Пространная историческая статья Юлии Данзас о христианстве в России и о распространении христианства при его экспансии, с картами и статистическими таблицами. Здесь дает себя знать способность Юлии Данзас четко и систематически излагать сложные исторические факты, проводя параллели с тем, что происходило на Западе. Она уделяет пристальное внимание и отношениям Православной церкви с исламом: «Борьба Креста с Полумесяцем не была для России вопросом жизни и смерти, как это было для христиан Средиземноморья». В предисловии автор отвергает снисходительное или враждебное отношение к России, которое встречается в католических кругах, склонных к прозелитизму. Вторая часть («Настоящее») посвящена XIX и XX векам.
– «Святые Русской церкви» (Russie et Chretiente, 1937, № 3).
Юлия Данзас обрисовывает типологию разных категорий святых (воины, монахи, епископы, юродивые), которая служит тому, чтобы «сокрушить все нагромождения ложных представлений» о Русской церкви и все «взаимонепонимания»: у обеих Церквей есть общее святое наследие; русские святые, если выйти за рамки национальных особенностей (которых не стоит преувеличивать), связанных с историческими обстоятельствами, тождественны западным святым. Юлия отметает возражение (католическое) о враждебности русских святых к Римской церкви, считавшейся еретической: причиной этого было неведение, «ошибка была чистосердечной, намерение чистым: спасти целостность учения предков». Юлия здесь оказывается гораздо «либеральнее», чем Православная церковь, которая из почитаемых на Западе святых признает лишь тех, которые были канонизированы до раскола 1054 г., тогда как Католическая церковь ввела в свою византийско-славянскую литургию несколько православных святых, канонизированных после 1054 года [32] . Эта статья стала первым исследованием на французском языке по типологии русских святых и истории их канонизации.
32
См.: Congar Yves M.-J. A propos des saints canonises dans les Eglises orthodoxes // Revue des sciences religieuses. 1948. № 22 (3). P. 240–259.
– «Истоки богословской мысли в России» (Russie et Chretiente, 1937, № 4).

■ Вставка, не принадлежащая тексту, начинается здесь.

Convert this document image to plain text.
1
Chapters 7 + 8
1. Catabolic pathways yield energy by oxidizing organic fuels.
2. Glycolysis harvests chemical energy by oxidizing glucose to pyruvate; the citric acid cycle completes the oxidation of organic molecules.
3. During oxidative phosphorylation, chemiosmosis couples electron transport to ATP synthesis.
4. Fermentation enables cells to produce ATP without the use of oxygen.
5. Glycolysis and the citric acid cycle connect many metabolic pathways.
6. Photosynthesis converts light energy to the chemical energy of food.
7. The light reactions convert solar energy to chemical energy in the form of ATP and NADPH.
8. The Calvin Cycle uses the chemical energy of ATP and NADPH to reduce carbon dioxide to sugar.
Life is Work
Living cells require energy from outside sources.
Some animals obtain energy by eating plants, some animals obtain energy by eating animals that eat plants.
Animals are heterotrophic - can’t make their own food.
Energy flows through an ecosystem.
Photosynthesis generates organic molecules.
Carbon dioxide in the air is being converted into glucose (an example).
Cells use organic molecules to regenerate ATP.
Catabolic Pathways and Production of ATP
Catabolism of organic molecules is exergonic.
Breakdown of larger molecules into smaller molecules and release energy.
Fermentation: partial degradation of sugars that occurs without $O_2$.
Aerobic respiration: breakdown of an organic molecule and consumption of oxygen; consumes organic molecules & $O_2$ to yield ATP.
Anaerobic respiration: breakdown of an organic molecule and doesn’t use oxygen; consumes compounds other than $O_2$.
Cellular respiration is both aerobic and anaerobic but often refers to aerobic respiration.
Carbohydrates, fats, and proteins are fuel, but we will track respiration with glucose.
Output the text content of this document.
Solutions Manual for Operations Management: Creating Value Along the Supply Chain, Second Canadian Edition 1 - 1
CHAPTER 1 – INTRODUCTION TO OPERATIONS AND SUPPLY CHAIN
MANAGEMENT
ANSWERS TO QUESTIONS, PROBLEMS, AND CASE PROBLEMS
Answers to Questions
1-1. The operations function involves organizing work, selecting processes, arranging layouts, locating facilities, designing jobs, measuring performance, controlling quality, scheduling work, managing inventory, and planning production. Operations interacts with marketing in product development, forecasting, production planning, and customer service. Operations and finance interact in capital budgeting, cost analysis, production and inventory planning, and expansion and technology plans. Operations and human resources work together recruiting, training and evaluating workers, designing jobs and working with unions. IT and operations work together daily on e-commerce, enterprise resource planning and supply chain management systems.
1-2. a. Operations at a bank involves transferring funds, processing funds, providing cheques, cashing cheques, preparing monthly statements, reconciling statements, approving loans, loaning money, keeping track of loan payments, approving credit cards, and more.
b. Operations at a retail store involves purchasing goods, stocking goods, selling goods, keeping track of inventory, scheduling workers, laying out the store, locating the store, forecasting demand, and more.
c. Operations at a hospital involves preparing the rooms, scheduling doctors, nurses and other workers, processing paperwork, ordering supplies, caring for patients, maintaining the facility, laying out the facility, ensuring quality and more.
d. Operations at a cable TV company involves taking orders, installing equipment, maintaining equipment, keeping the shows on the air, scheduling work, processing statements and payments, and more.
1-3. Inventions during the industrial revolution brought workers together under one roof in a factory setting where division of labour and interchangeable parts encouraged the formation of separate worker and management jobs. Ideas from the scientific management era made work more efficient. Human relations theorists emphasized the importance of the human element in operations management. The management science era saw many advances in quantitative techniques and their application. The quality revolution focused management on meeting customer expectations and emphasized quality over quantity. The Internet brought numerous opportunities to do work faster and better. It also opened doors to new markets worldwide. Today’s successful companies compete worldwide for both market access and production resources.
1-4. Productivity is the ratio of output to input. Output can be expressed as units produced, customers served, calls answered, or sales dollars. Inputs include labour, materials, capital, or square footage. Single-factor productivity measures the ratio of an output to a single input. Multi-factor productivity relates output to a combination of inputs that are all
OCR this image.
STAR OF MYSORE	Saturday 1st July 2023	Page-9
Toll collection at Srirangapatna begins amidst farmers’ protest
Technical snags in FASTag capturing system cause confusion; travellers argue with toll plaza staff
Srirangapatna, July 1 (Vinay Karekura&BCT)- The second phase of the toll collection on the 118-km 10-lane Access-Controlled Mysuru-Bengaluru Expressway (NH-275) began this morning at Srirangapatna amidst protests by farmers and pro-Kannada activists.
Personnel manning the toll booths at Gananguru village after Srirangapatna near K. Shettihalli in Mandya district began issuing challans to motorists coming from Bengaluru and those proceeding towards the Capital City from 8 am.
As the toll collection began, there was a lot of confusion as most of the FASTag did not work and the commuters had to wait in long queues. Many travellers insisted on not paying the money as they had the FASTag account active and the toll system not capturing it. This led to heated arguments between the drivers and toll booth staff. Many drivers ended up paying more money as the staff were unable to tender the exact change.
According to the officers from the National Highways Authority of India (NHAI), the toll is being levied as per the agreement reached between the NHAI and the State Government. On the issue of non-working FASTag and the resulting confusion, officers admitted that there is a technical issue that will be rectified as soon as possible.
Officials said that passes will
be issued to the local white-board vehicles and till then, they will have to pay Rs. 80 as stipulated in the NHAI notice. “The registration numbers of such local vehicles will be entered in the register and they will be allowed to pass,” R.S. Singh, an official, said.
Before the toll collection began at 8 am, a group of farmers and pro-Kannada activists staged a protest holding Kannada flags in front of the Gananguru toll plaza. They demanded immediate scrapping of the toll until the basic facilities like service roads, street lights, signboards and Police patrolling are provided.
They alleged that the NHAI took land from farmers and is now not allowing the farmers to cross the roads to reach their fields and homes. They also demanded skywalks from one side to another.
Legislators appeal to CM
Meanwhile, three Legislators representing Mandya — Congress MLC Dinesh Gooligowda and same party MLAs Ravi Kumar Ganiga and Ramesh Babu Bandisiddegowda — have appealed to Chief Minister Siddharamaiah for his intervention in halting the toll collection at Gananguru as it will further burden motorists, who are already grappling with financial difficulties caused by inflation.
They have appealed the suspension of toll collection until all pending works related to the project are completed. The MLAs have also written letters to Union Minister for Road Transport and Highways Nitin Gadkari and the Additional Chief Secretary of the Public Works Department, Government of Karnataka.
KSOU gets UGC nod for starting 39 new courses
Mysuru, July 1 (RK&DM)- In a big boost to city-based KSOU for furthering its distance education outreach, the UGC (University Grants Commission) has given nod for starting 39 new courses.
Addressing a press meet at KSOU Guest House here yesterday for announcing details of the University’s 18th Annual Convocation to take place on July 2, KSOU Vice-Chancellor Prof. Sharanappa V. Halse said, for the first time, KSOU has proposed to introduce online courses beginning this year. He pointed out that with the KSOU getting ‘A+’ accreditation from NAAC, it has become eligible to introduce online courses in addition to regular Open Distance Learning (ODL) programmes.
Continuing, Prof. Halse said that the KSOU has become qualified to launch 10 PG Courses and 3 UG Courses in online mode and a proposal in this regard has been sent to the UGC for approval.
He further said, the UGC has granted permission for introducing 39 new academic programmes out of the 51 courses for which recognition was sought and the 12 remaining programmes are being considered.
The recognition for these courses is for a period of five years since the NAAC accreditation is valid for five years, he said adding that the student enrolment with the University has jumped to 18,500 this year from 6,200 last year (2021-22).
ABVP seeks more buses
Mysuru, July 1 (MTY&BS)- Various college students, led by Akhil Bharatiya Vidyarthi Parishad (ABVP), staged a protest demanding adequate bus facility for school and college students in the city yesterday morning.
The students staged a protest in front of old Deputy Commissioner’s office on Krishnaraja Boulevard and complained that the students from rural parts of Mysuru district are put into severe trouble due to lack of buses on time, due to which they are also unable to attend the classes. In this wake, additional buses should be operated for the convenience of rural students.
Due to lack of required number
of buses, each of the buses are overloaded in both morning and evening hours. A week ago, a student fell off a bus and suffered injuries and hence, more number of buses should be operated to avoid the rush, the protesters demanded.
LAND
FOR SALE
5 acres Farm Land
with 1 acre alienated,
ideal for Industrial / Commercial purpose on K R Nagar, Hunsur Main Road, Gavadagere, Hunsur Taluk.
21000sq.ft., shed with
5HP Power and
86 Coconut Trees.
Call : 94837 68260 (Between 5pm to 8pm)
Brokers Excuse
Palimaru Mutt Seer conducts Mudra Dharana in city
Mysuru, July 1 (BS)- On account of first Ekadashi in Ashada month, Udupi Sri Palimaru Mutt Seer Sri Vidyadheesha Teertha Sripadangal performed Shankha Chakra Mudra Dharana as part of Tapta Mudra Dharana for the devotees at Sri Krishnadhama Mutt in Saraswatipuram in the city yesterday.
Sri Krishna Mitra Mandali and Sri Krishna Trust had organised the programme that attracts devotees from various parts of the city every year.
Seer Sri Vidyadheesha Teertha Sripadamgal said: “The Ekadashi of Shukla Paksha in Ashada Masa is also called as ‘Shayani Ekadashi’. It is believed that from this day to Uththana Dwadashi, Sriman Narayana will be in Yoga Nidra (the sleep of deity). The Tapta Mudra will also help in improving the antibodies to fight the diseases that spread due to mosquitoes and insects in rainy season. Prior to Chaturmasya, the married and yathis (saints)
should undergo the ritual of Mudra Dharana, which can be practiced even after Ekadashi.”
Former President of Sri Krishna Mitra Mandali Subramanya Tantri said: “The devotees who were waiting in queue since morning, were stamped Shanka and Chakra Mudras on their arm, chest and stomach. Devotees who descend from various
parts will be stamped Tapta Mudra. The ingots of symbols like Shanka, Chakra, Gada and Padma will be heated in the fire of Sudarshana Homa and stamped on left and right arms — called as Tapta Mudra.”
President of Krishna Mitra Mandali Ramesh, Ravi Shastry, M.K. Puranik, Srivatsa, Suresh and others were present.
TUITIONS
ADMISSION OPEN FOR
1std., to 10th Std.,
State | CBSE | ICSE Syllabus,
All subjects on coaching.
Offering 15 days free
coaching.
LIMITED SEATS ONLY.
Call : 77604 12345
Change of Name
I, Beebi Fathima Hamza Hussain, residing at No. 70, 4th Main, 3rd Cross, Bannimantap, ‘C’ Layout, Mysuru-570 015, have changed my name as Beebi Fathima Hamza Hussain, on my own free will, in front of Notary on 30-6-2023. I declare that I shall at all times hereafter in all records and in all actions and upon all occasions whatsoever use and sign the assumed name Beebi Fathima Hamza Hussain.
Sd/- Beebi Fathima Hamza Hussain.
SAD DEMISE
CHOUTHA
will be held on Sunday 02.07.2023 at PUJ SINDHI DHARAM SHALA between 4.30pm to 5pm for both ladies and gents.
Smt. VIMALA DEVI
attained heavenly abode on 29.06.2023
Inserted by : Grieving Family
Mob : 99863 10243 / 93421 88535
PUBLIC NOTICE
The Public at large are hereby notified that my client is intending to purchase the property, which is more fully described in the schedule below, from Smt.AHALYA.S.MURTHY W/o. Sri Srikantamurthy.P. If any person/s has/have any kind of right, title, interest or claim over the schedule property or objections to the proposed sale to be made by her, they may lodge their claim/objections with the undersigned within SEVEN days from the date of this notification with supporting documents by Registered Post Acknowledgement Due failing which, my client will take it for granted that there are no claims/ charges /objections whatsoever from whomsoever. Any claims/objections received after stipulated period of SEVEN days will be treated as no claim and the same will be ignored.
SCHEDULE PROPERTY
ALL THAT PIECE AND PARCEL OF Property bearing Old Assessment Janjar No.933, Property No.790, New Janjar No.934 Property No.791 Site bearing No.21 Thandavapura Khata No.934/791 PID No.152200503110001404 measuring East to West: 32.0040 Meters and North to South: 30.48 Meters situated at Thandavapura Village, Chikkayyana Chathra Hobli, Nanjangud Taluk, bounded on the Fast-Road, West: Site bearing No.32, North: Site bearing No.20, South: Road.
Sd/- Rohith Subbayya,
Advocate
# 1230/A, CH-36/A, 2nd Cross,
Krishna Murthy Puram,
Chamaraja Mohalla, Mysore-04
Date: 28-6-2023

Юлия Данзас подчеркивает, вопреки «мифу об изолированности и аутентичности русского православия», важность контактов русской религиозной мысли с католицизмом (в Древней Руси), протестантизмом и пиетизмом в XIX веке. Она считает, что углубленное изучение позволит вновь обрести, под слоем «протестантизирующих» влияний, кафоличность (универсальность) православия, существовавшую до того, как его свели к «продукту территории» и отождествили с «национальным чувством, враждебным к Западу» (речь идет о славянофильстве): не нужно смешивать религиозный национализм с учением Русской церкви. Возвращение к чистоте православия позволило бы преодолеть предрассудок о том, что «сближение с Католической церковью будет предательством национального идеала». Опираться на то, что у нас есть или было общего, а не на то, что пришло позднее, чтобы разделять, – таков для Юлии путь к единению Церквей, который она предлагает.